Sivil toplum örgütleri, bildiri üzerine bildiri okuyorlar. Hükümet ne zaman yeni bir sızlanmada bulunsa, sivil toplum örgütleri harekete geçiyor. Bildiriler yayınlanıyor, eylemler, protestolar yapılıyor. Hükümet ne zaman aciz kaldı, sivil toplum örgütleri basıyor yaygarayı. Hükümet herhangi bir hususta susunca, sivil toplum örgütleri de susuyor.  Ne zamana kadar? Hükümet, yeniden ''Bizi engelliyorlar" biz çözmek istiyoruz ama müsaade etmiyorlar'' deyinceye kadar"

Aslında onlar da biliyorlar. Geçici basın açıklamalarıyla, olayın sıcaklığı üzerine yapılan eylemlerle, bu meselelerin çözülemeyeceğini hatta çözüme katkının sağlanılamayacağını". Odun kırıcının hınk deyicisi durumuna düştüğümüzü" Gerçi odun kıran da yok ya" Birileri odun kırma isteğinde bulunduğunu söyleyince, hep birlikte bağırıyoruz: Hınk! Hınk! diye" Düzenli hedefleri olan, meselenin çözümü için bir direniş öğütleyenlere de destek vermiyoruz. Ve geçici tepkiler vermeyenleri, sürekli direniş halinde bulunanları da yalnız bırakıyoruz. Hep böyle yapıyoruz.

Ülkemizde yapılan ve ülkemizin yoğun katkılarıyla gerçekleştirilen, mini NATO zirvesinin Afganistan konulu, özel toplantısı, meyvelerini (!) vermekte. Amerikan emperyalizminin silahlı maşası olan NATO birlikleri, Afganistan'da  elli bin kişilik bir işgal ordusuyla macrah bölgesine silip süpürme operasyonu düzenlemekte. Bir bölgeyi tamamen insandan arındırmaya yönelik, insani (!) operasyonlarını gerçekleştirmekte. Onbinlerce sivilin, bölgeyi boşaltması istenmekte, insanlar yerlerinden, yurtlarından edilmekte. Fakat kimse ses etmemekte" Hükümetin hınk deyicileri, hükümetin desteklediği bu katliam hesaplarına sessiz kalmakta" Ee ne de olsa NATO müttefikiyiz. Biz destekliyorsak, kötü değildir.

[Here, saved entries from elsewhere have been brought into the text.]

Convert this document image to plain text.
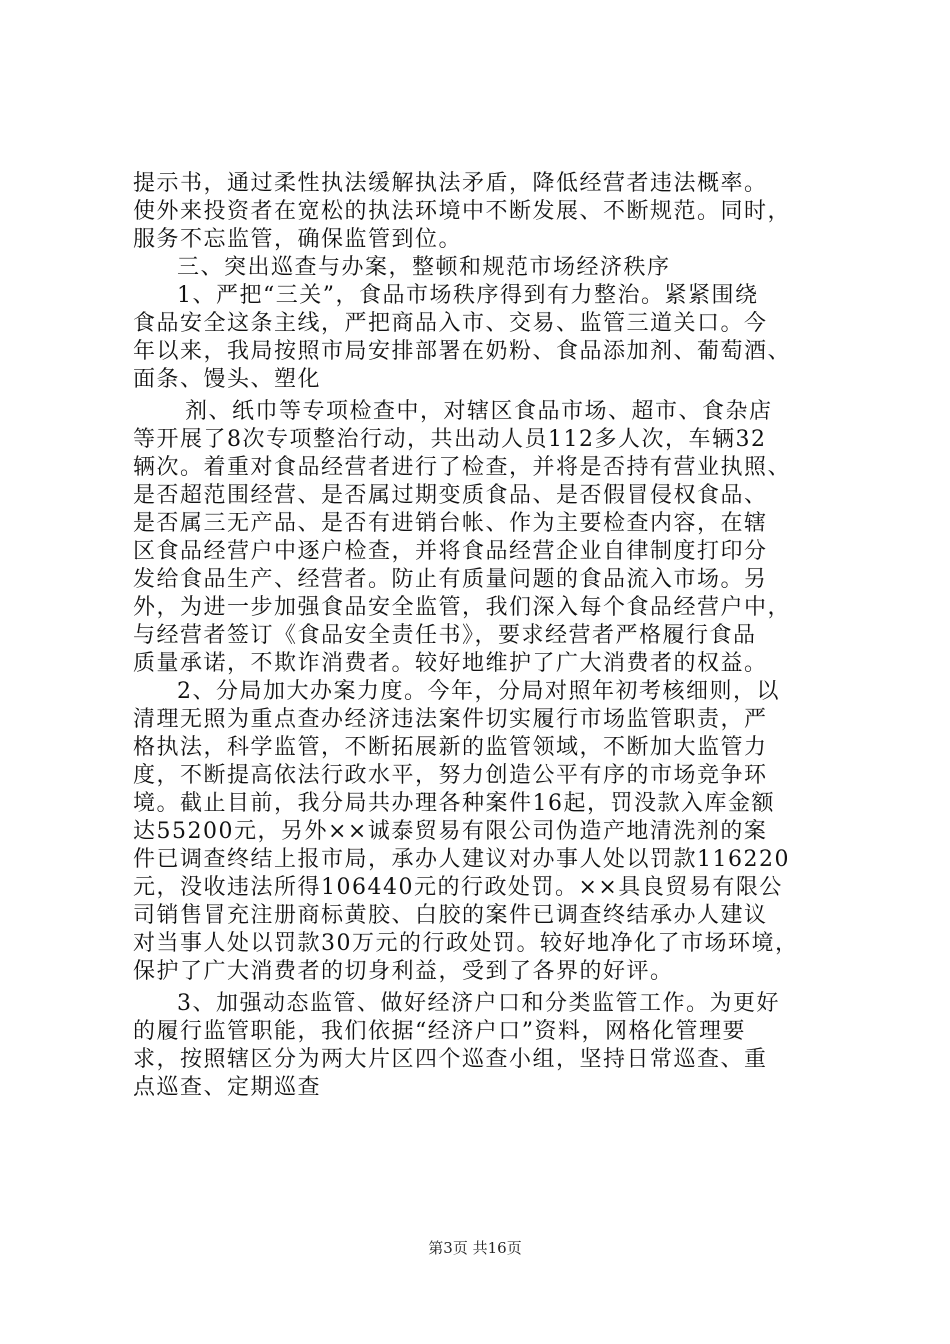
提示书，通过柔性执法缓解执法矛盾，降低经营者违法概率。
使外来投资者在宽松的执法环境中不断发展、不断规范。同时，
服务不忘监管，确保监管到位。
三、突出巡查与办案，整顿和规范市场经济秩序
1、严把“三关”，食品市场秩序得到有力整治。紧紧围绕
食品安全这条主线，严把商品入市、交易、监管三道关口。今
年以来，我局按照市局安排部署在奶粉、食品添加剂、葡萄酒、
面条、馒头、塑化
剂、纸巾等专项检查中，对辖区食品市场、超市、食杂店
等开展了8次专项整治行动，共出动人员112多人次，车辆32
辆次。着重对食品经营者进行了检查，并将是否持有营业执照、
是否超范围经营、是否属过期变质食品、是否假冒侵权食品、
是否属三无产品、是否有进销台帐、作为主要检查内容，在辖
区食品经营户中逐户检查，并将食品经营企业自律制度打印分
发给食品生产、经营者。防止有质量问题的食品流入市场。另
外，为进一步加强食品安全监管，我们深入每个食品经营户中，
与经营者签订《食品安全责任书》，要求经营者严格履行食品
质量承诺，不欺诈消费者。较好地维护了广大消费者的权益。
2、分局加大办案力度。今年，分局对照年初考核细则，以
清理无照为重点查办经济违法案件切实履行市场监管职责，严
格执法，科学监管，不断拓展新的监管领域，不断加大监管力
度，不断提高依法行政水平，努力创造公平有序的市场竞争环
境。截止目前，我分局共办理各种案件16起，罚没款入库金额
达55200元，另外××诚泰贸易有限公司伪造产地清洗剂的案
件已调查终结上报市局，承办人建议对办事人处以罚款116220
元，没收违法所得106440元的行政处罚。××具良贸易有限公
司销售冒充注册商标黄胶、白胶的案件已调查终结承办人建议
对当事人处以罚款30万元的行政处罚。较好地净化了市场环境，
保护了广大消费者的切身利益，受到了各界的好评。
3、加强动态监管、做好经济户口和分类监管工作。为更好
的履行监管职能，我们依据“经济户口”资料，网格化管理要
求，按照辖区分为两大片区四个巡查小组，坚持日常巡查、重
点巡查、定期巡查
第3页 共16页
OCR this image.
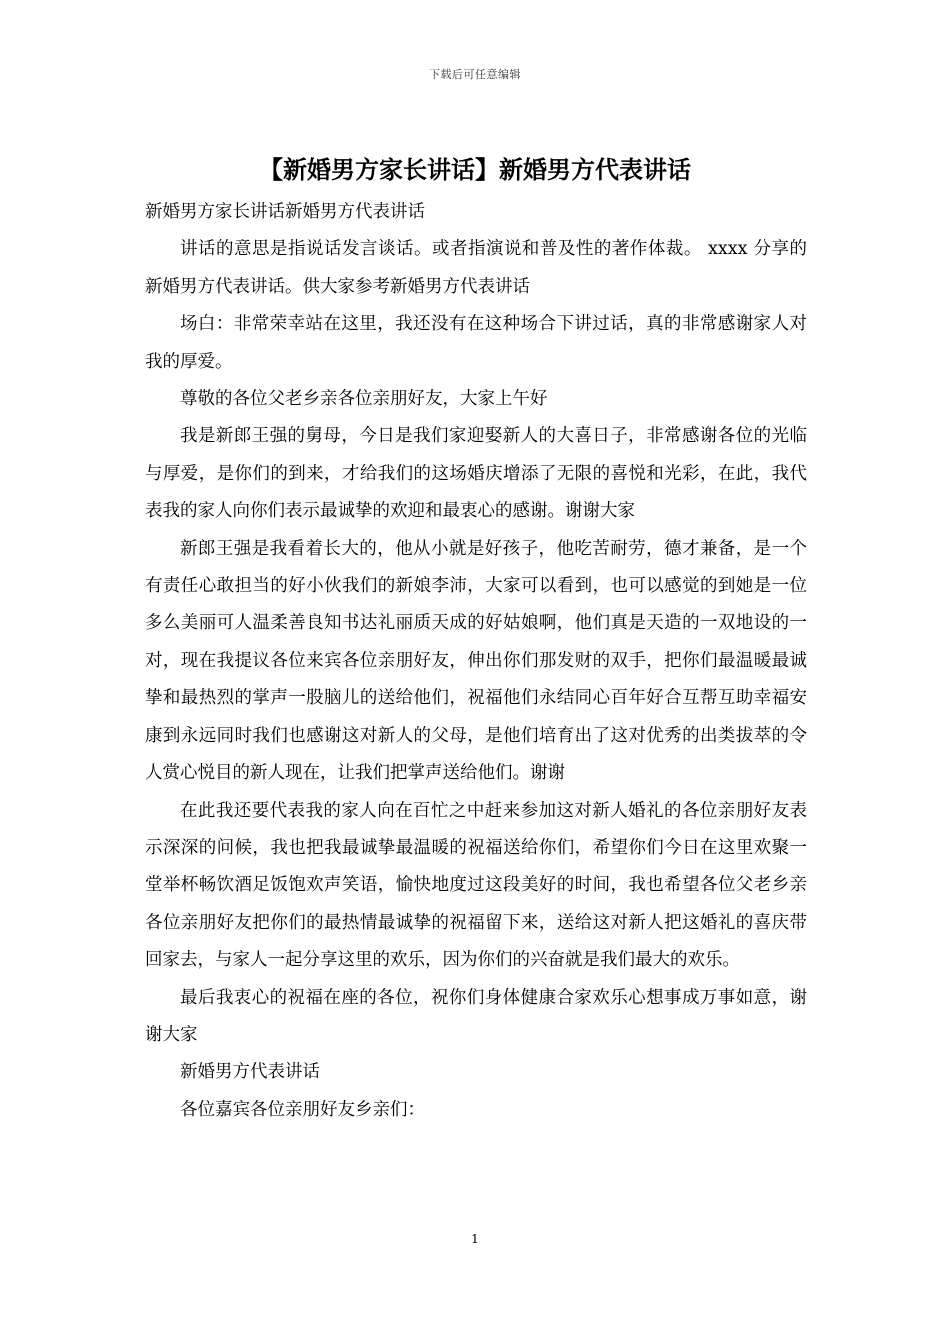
下载后可任意编辑
【新婚男方家长讲话】新婚男方代表讲话

新婚男方家长讲话新婚男方代表讲话

讲话的意思是指说话发言谈话。或者指演说和普及性的著作体裁。 xxxx 分享的新婚男方代表讲话。供大家参考新婚男方代表讲话

场白：非常荣幸站在这里，我还没有在这种场合下讲过话，真的非常感谢家人对我的厚爱。

尊敬的各位父老乡亲各位亲朋好友，大家上午好

我是新郎王强的舅母，今日是我们家迎娶新人的大喜日子，非常感谢各位的光临与厚爱，是你们的到来，才给我们的这场婚庆增添了无限的喜悦和光彩，在此，我代表我的家人向你们表示最诚挚的欢迎和最衷心的感谢。谢谢大家

新郎王强是我看着长大的，他从小就是好孩子，他吃苦耐劳，德才兼备，是一个有责任心敢担当的好小伙我们的新娘李沛，大家可以看到，也可以感觉的到她是一位多么美丽可人温柔善良知书达礼丽质天成的好姑娘啊，他们真是天造的一双地设的一对，现在我提议各位来宾各位亲朋好友，伸出你们那发财的双手，把你们最温暖最诚挚和最热烈的掌声一股脑儿的送给他们，祝福他们永结同心百年好合互帮互助幸福安康到永远同时我们也感谢这对新人的父母，是他们培育出了这对优秀的出类拔萃的令人赏心悦目的新人现在，让我们把掌声送给他们。谢谢

在此我还要代表我的家人向在百忙之中赶来参加这对新人婚礼的各位亲朋好友表示深深的问候，我也把我最诚挚最温暖的祝福送给你们，希望你们今日在这里欢聚一堂举杯畅饮酒足饭饱欢声笑语，愉快地度过这段美好的时间，我也希望各位父老乡亲各位亲朋好友把你们的最热情最诚挚的祝福留下来，送给这对新人把这婚礼的喜庆带回家去，与家人一起分享这里的欢乐，因为你们的兴奋就是我们最大的欢乐。

最后我衷心的祝福在座的各位，祝你们身体健康合家欢乐心想事成万事如意，谢谢大家

新婚男方代表讲话

各位嘉宾各位亲朋好友乡亲们：

1
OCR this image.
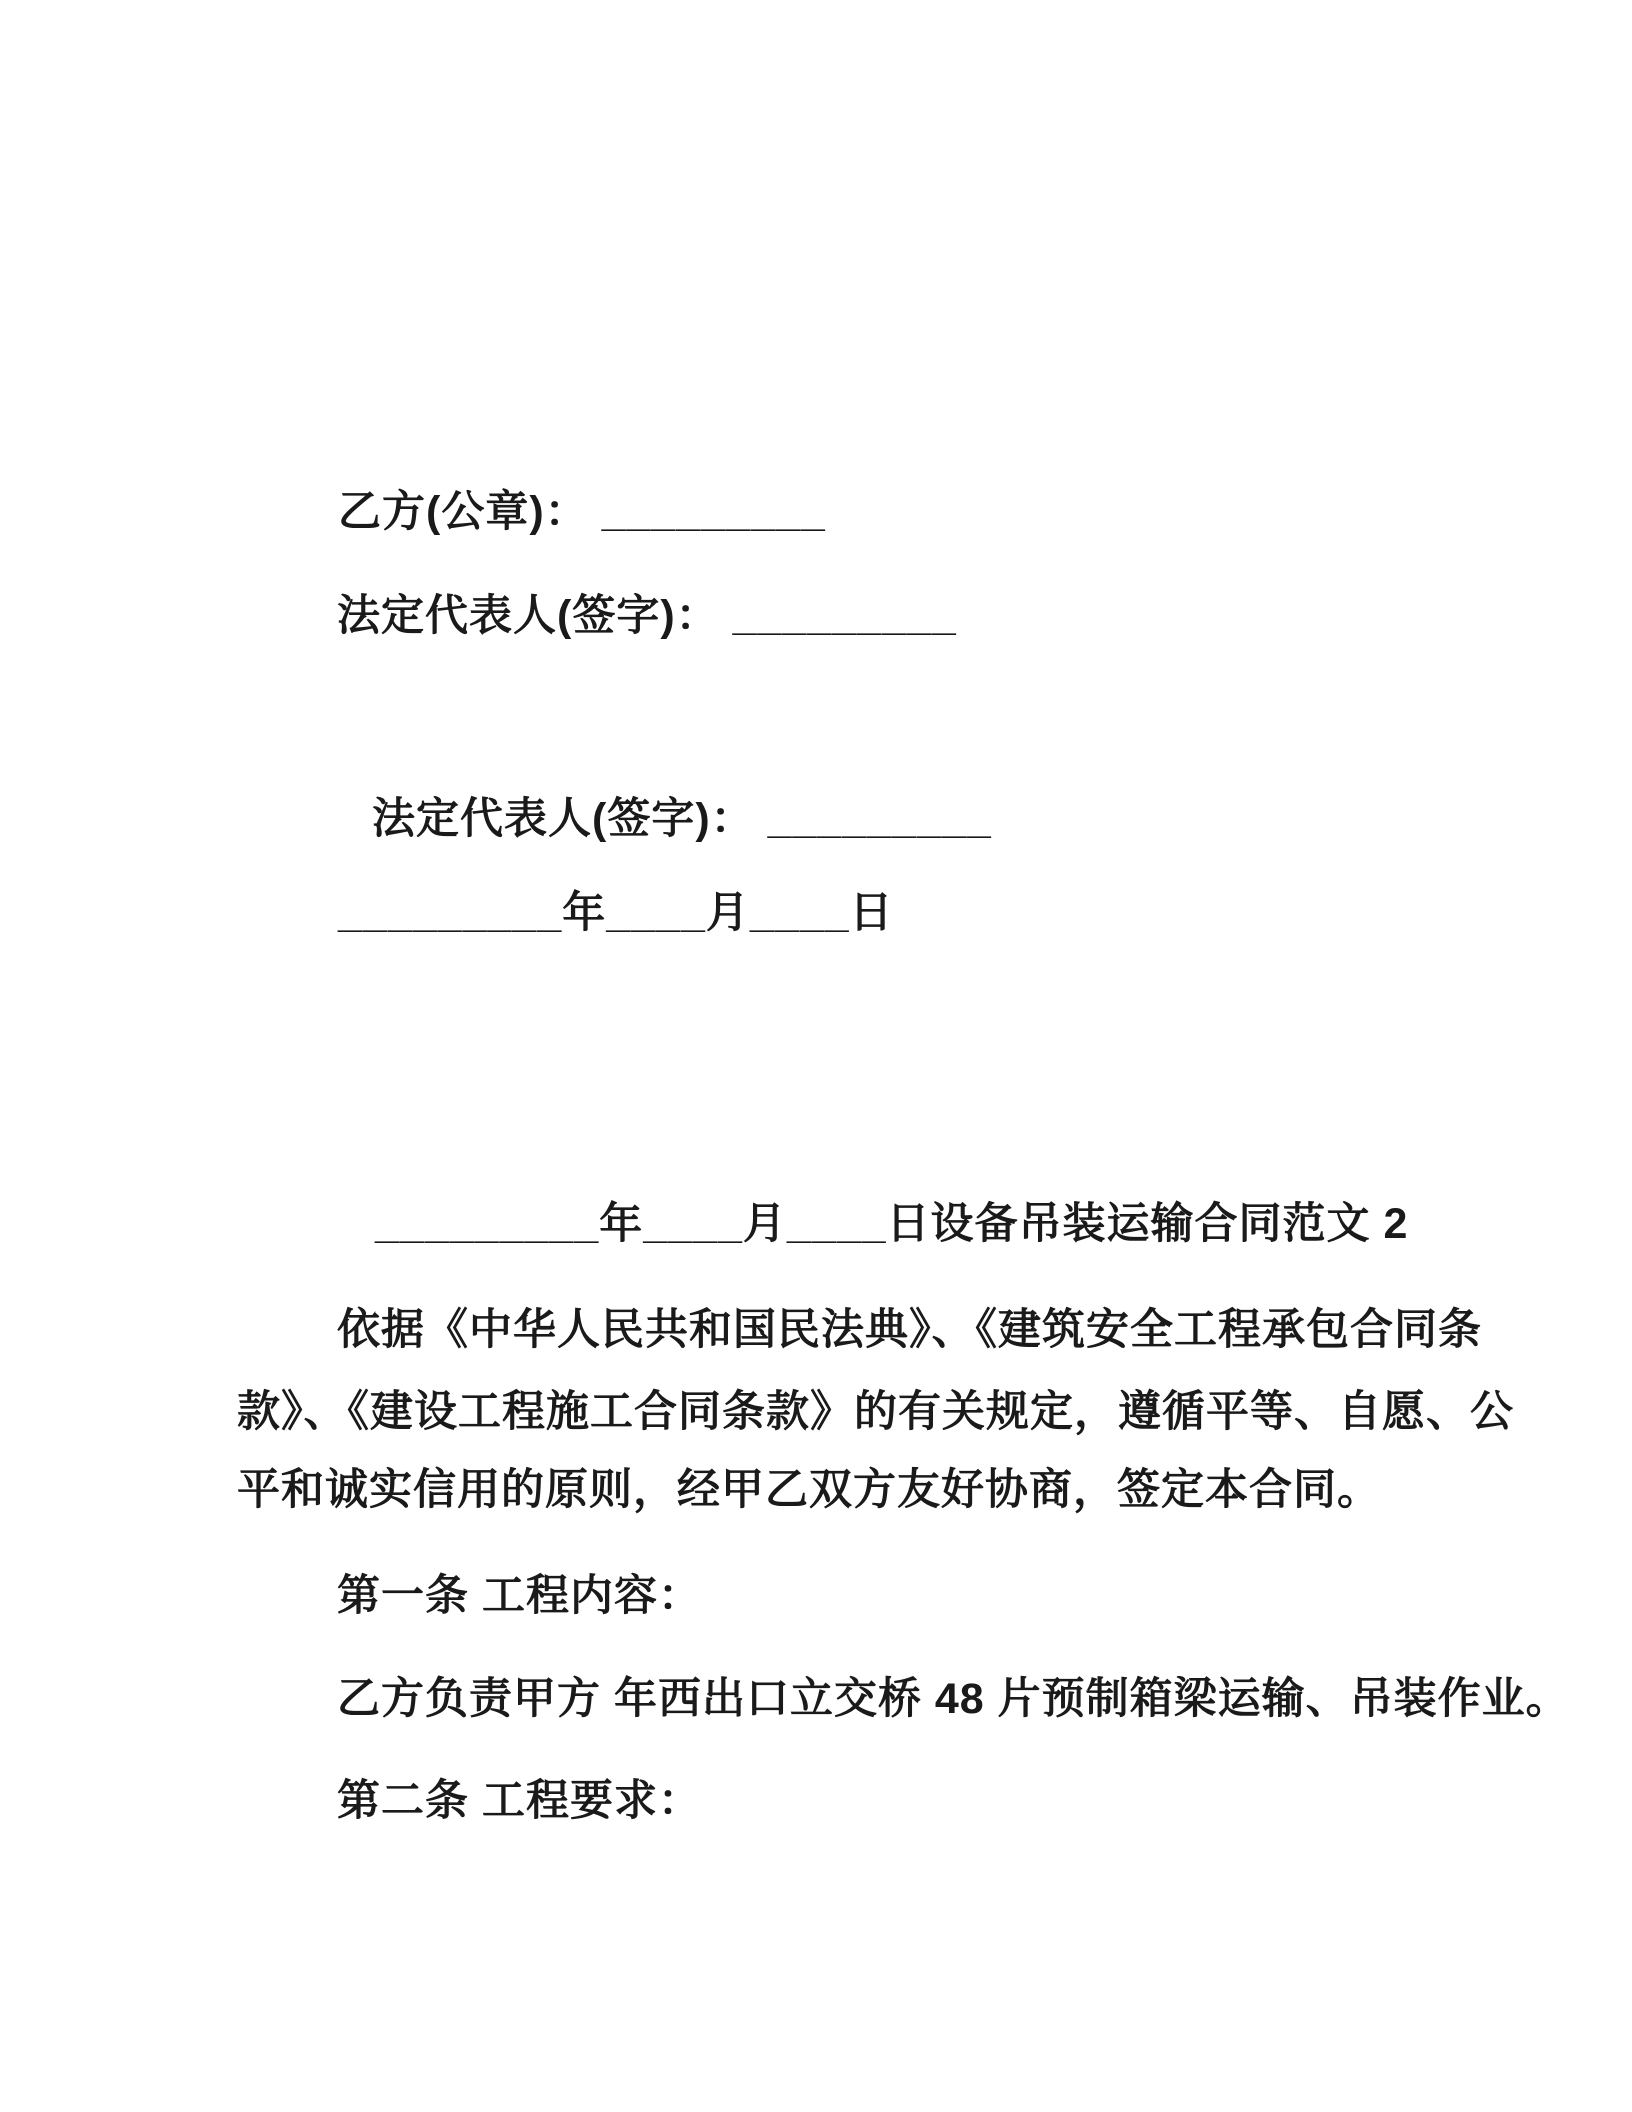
乙方(公章)： _________
法定代表人(签字)： _________
法定代表人(签字)： _________
_________年____月____日
_________年____月____日设备吊装运输合同范文 2
依据《中华人民共和国民法典》、《建筑安全工程承包合同条
款》、《建设工程施工合同条款》的有关规定，遵循平等、自愿、公
平和诚实信用的原则，经甲乙双方友好协商，签定本合同。
第一条 工程内容：
乙方负责甲方 年西出口立交桥 48 片预制箱梁运输、吊装作业。
第二条 工程要求：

Hükümet tepki vermiyorsa, bizim de susmamız gerekir. (!) Katliamlar, utanç derecesine ulaşacak, vicdanlar kan revan haline dönüşecek; bir hükümet yetkilisi de o zaman açıklamada bulunacak. STK'larımız, hemen hınk deyip tepki verecekler. Görevlerini yapmış olmanın onuruyla, rahat uyuyacaklar.

Emperyalizm, topraklarımızı işgal ettiği, kardeşlerimizi katlettiği yetmiyormuş gibi, yüreklerimizi de işgal ediyor" İnançlarımızı sulandırıp, onları değersiz kılıyor. Tüketim kölesi haline getirdiği insanları, yüce değerlerden olan sevgiyi kullanarak değersizleştiriyor, onları tüketim malzemesi haline getiriyor. Her tür ahlaksızlığın, çirkefin ve rezilliğin dizboyuna çıktığı sevgililer günü, yine bütün rezilliğiyle ülkemizi sarıp sarmalıyor. Bugünde gerçekleştirilen tüm kötülükleri tel'in ediyoruz. Bu rezilliklere karşı sessiz kalmanın, çirkefin onaylanması olduğunu belirterek, zalimlerden ve fasıklardan beri olduğumuzu da ilan ediyoruz.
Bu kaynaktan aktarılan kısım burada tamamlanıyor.